The first Western style schools in Ghana were opened in the Elmina and Cape Coast slave castles. Their purpose was to train and educate the children of slaves born and/or conceived in the castles. Many of these children, especially the mulattoes, went on to become merchants; African-born and European-educated, they filled a unique niche in the slave trade; serving as intermediaries between Africans trafficking enslaved Africans from the interior and European traders.
Our tour guide informed us that as the first Western-style churches, government administrations, and, most importantly, schools were founded in the Elmina and Cape Coast castles (about 13 kilometers away from each other), many Ghanaians say that “In Ghana, civilization started in Cape Coast.”
Fortresses of war and domination. Dungeons of unspoken agony, misery, and death. Prisons of political repression and subjugation. Institutions of colonial brainwashing where Africans were trained to facilitate the enslavement of other Africans. The beginnings of “civilization” in Ghana…
Civilization existed in this land a long time before any European fortresses, dungeons, churches, or schools were built here. A civilization that was much more civilized than the technologically superior but morally inferior Western civilization that first sank its fangs into West Africa in the 1400s. But as colonialism did and does its work here in Ghana, that preexisting African civilization has been forgotten and re-cast as something ahistorical, unworthy, and less than what it was. Despite its hypocrisy and contradictions, the only style of life that is considered civilized is a Western one.
The slave castles are still used for a variety of ironic and contradictory purposes. Many are shells that have succumbed to time and have been allowed to crumble and fall into disrepair and disuse. Others, like the ones in Cape Coast and Elmina, are designated historical sites which host mainly Western tourists visiting Ghana. One which I often pass in Senya Beraku holds a small convenience store and serves as a hostel. Perhaps most tellingly and tragically, the Osu Castle in Accra is still the seat of government; Ghana’s White House.

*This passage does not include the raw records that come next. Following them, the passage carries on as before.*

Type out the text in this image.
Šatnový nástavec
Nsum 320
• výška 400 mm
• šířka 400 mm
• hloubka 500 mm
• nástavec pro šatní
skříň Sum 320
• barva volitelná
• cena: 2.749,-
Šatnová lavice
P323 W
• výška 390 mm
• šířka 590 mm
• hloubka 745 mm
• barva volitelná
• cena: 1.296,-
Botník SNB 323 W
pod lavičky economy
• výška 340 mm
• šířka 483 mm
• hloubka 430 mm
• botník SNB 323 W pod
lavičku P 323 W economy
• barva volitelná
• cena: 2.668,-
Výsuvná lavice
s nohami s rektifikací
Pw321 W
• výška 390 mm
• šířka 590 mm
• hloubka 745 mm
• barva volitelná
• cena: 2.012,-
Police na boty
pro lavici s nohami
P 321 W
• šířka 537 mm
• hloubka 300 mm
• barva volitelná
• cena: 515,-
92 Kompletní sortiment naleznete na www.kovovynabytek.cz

Ghana won its independence from Britain in 1957. As Africa’s first colony to win formal independence from Western powers, Ghana’s independence was a major blow to colonialism as a system. But the systems of Western colonial domination were not completely deconstructed and many still thrive today, albeit in different forms. Today, black, Ghanaian elites rule from a pristine, white slave castle from which white, colonial elites ruled 55 years ago. And the colonial mindset, that anything black or African cannot be civilized and that white or Western behaviors, no matter how hypocritical and problematic, represent progress and civilization, persists.